Metto i sandaletti al più piccolo mentre lui cerca ostinatamente di sfilarseli ancora. Carico in auto l’ingombrante passeggino doppio. Prendo pannolini, biberon, copertina e una bottiglietta di tè per ognuno. Sgrido i due più grandi che si rincorrono in giardino: finalmente salgono, infangando dappertutto.
«Hai preso le felpe?» «Sì, però ho dimenticato il ciuccio.»
Scendo, risalgo. Partiamo.
«Mamma, mi scappa la pipì». Smontiamo tutti di nuovo.
Spostare la famiglia solo per fare quattro passi in città è un’impresa. Lo stesso per prepararci tutti al mattino, o andare a letto alla sera, quando le energie sono già esaurite da un pezzo. Senza parlare naturalmente dei momenti di malattia e difficoltà, vere maratone di lavoro e ansietà.
Affaticato, mi chiedo se questa è vita.
«Sicuro», mi rispondo: queste sono le mie soddisfazioni; e questo è il mio tempo.
Solo alcune decine d’anni (almeno spero) in cui fatico, mi impegno a fondo, ma divento artefice della mia vita. È questo il breve e prezioso tempo a disposizione per costruire qualcosa e dare significato alla mia esistenza.
Quando ero bambino qualcun altro decideva per me. Quando sarò vecchio tante scelte importanti saranno già state prese.

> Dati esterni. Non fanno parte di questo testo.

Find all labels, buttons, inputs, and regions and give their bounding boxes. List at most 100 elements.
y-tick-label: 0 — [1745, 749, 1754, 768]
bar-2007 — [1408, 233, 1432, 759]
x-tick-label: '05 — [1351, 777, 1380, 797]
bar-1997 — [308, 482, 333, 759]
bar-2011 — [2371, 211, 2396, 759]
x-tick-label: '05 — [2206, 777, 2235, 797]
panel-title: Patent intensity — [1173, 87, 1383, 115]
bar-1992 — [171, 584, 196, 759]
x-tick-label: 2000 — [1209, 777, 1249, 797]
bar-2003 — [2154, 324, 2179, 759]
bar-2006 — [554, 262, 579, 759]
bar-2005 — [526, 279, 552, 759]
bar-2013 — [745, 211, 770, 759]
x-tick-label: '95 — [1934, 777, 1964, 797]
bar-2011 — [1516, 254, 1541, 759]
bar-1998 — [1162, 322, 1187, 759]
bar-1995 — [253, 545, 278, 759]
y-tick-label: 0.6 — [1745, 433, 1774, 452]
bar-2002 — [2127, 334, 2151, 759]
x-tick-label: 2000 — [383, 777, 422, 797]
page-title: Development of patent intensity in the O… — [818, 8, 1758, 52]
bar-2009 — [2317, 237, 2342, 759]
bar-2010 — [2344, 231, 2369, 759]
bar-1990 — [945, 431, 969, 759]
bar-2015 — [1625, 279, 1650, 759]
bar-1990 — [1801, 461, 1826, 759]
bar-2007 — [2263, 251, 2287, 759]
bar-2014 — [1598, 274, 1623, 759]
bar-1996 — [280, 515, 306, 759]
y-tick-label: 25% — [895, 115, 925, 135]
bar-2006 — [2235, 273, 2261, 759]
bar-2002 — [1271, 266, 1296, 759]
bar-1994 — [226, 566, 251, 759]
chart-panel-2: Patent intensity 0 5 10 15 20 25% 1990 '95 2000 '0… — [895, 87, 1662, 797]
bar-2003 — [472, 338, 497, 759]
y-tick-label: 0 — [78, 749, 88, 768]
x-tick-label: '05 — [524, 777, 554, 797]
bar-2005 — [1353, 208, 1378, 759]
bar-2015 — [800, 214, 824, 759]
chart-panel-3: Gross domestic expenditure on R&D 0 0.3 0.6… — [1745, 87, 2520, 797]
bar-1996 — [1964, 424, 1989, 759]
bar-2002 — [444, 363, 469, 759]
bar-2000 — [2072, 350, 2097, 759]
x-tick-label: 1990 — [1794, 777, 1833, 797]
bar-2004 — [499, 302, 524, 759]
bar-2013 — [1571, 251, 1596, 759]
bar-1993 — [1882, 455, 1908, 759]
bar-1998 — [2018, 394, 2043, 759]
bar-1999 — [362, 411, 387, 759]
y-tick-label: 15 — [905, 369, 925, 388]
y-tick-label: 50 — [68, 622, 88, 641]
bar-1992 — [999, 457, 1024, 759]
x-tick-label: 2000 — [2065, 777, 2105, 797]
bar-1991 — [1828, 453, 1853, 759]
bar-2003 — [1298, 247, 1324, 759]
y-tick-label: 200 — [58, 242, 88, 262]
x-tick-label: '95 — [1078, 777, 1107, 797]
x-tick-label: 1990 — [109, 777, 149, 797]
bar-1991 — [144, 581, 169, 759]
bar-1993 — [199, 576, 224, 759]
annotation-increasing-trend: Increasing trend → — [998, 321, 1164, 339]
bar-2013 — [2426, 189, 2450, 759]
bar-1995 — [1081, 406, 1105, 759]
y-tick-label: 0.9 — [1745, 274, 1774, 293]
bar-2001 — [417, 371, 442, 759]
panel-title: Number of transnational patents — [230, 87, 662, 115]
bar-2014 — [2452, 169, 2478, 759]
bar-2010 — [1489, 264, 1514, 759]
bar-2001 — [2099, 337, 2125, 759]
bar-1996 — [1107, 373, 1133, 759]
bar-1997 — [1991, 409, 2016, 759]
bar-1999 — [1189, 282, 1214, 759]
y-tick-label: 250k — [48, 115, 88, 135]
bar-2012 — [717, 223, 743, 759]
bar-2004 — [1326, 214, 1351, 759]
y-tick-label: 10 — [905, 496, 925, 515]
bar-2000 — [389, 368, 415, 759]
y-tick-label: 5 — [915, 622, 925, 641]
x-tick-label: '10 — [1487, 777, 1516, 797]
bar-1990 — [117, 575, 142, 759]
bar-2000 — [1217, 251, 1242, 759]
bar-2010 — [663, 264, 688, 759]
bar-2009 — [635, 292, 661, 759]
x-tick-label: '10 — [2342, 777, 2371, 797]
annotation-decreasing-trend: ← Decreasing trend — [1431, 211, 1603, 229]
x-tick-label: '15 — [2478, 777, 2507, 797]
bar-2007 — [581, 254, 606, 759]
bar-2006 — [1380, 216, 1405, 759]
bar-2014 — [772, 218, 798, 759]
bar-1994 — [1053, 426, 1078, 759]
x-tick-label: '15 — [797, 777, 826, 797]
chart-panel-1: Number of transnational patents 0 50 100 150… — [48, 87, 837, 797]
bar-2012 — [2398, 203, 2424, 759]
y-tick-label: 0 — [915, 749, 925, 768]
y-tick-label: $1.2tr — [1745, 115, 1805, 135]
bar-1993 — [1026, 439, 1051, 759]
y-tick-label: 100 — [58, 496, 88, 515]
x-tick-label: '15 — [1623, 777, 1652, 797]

Lavoro, impegno sociale, passioni e, soprattutto, moglie e figli sono il frutto di questo tempo fatto di realizzazioni importanti e decisioni talvolta rischiose.
Certo, bisogna essere disposti a rinunciare a qualche piacere e comodità – e non tutti lo sono: poche notti brave e tante notti in bianco, rari viaggi e frequenti soste, tasche vuote e pannolini pieni. Sono convinto, però, che le emozioni facili e i tanto invidiati piaceri moderni siano ben diversi – e ben più fragili – di una profonda e appagante soddisfazione interiore: i primi durano pochi attimi o qualche giorno, lasciandoti alla fine con un pugno di sensazioni vuote; la seconda ti accompagna per la vita, diventando volano di serenità.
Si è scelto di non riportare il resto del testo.